The director of intelligence agency the BIA, Aleksandar Vulin, and
minister of health Danica Grujičić are reported to have visited the
injured in hospital.
The attacked fired shots
in multiple villages around Mladenovac, broadcaster RTS reported,
firstly in the village of Dubona, then Malo Orašje and then Šepšin.
Local reports suggested a police officer and his sister were among the dead in Malo Orašje.
On Wednesday, a 13-year-old student shot dead eight fellow pupils and a security guard in a Belgrade primary school, an attack that shocked the Balkan country.
Police
named Wednesday’s shooter as Kosta Kecmanović and said he had been a
pupil at the school since 2019. They said he had used two of his
father’s guns for the shooting and may have been plotting the attack for
a month.
The head of Belgrade police, Veselin
Milić, said the teenager also had two petrol bombs and “made a list of
kids he planned to kill and their classes”. Milić identified the dead
pupils as seven girls and a boy born between 2009 and 2011.
Kecmanović
is too young to face criminal charges and will be placed in a
psychiatric institution.
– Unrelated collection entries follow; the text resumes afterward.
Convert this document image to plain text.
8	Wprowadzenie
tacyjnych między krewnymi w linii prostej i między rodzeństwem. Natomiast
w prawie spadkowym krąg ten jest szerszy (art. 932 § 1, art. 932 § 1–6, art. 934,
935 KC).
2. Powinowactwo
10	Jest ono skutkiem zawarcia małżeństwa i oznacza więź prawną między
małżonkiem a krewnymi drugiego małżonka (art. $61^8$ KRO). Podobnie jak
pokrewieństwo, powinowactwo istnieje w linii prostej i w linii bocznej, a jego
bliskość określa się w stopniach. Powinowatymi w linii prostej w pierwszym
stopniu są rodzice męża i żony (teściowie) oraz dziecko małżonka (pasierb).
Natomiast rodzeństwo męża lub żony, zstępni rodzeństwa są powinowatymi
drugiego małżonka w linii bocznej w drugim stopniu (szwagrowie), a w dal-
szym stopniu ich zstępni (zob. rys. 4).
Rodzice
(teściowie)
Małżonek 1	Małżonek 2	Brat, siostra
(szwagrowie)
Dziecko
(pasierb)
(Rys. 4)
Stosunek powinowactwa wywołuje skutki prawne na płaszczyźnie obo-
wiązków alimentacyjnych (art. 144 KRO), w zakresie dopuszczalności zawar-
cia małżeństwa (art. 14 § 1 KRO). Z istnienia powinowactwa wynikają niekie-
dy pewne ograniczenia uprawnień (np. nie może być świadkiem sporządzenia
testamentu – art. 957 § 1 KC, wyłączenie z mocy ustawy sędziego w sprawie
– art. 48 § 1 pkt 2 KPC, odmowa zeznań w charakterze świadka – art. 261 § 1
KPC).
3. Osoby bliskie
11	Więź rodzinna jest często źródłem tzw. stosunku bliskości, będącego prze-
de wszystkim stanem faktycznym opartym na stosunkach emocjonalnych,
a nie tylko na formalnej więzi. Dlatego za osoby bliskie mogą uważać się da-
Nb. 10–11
His parents have also been arrested.
The second shooting happened while Serbia is
preparing for three days of mourning, beginning on Friday morning. On
Thursday, thousands lined up to lay flowers, light candles and leave
toys outside the school to commemorate the victims of Wednesday’s
attack.
Tributes included heaps of flowers,
small teddy bears, soccer balls. A grey and pink toy elephant was placed
by the school fence along with messages of grief, and a girl’s ballet
shoes hung from the fence.
The Balkan nation is
struggling to come to terms with what has happened. Though awash with
weapons left over from the wars of the 1990s, mass shootings are still
extremely rare – it is the first school shooting in Serbia’s modern
history. The previous mass shooting was in 2013 when a war veteran
killed 13 people in the central Serbian village of Velika Ivanca.
The tragedy also sparked a debate about the
general state of the nation following decades of crises and conflicts
whose aftermath have created a state of permanent insecurity and
instability, along with deep political divisions.
Authorities
on Thursday moved to boost gun control, as police urged citizens to
lock up their guns and keep them safe, and away from children. “The
Ministry of Interior is appealing to all gun owners to store their guns
with care, locked up in safes or closets so they are out of reach of
others, particularly children,” police said in a statement.
The
shooting on Wednesday in Vladislav Ribnikar primary school also left
seven people hospitalised – six children and a teacher. One girl who was
shot in the head remains in a life-threatening condition, and a boy is
in serious condition with spinal injuries, doctors said on Thursday
morning.
To help people deal with the tragedy,
authorities announced they were setting up a helpline. Hundreds answered
a call to donate blood for the wounded victims.